Failure analysis of ductile iron crankshaft in compact pickup truck diesel engine

Abstract

The crankshaft is one of the structural components of the engine that converts the linear motion of the piston into rotational motion. In this study, the failure analysis of spheroidal graphite cast iron (SGCI) crankshafts of compact pickup truck diesel engine was investigated that premature failure occurred in the web-crankpin fillet zone of all four crankpins. A series of experiments including chemical composition, mechanical properties, hardness, and tensile tests were performed. Optical microscope (OM) and scanning electron microscopes (SEM) equipped with energy-dispersive X-ray spectroscopy (EDS) were used to investigate the microstructure, defects, fracture surface, and failure cause. To estimate the crankshaft stress field under cyclic bending combined with steady torsion, a nonlinear three-dimensional stress analysis model was used. Fractography showed that the failure is a type of transient low cycle fatigue and includes three zones of crack initiation, fatigue crack propagation, and fast final fracture.
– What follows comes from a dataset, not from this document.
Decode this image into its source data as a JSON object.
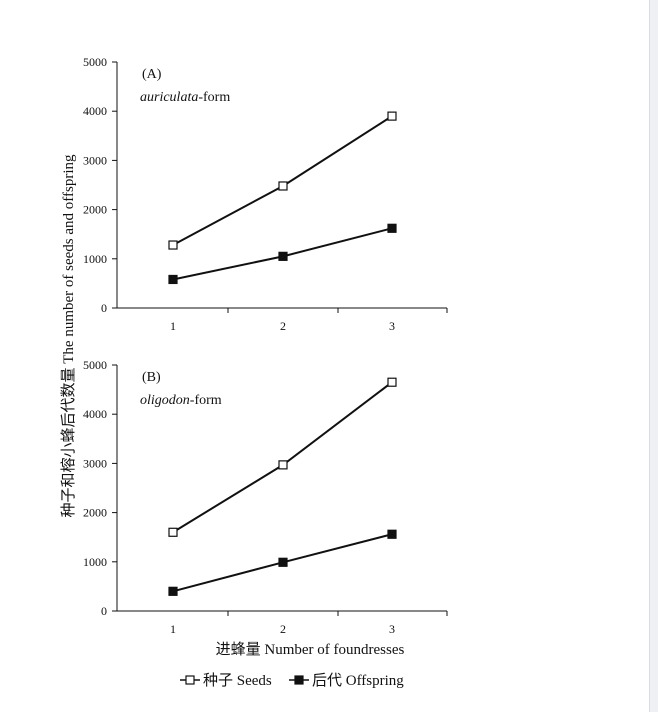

Also, hardness and microstructure results revealed that there is no hardened surface layer on both the crankpin and the main journal (>600 HV0.1 proposed standard). In addition, the microstructural characteristics showed that the material nodularity used in the failed crankshafts is within the acceptable minimum range (>80% nodularity). Besides, numerical stress analysis showed that the highest stress is in the web-crankpin fillet zone, which is in good agreement with the experimental field measurements. Finally, recommendations have been provided to ensure long fatigue life and prevent premature failure.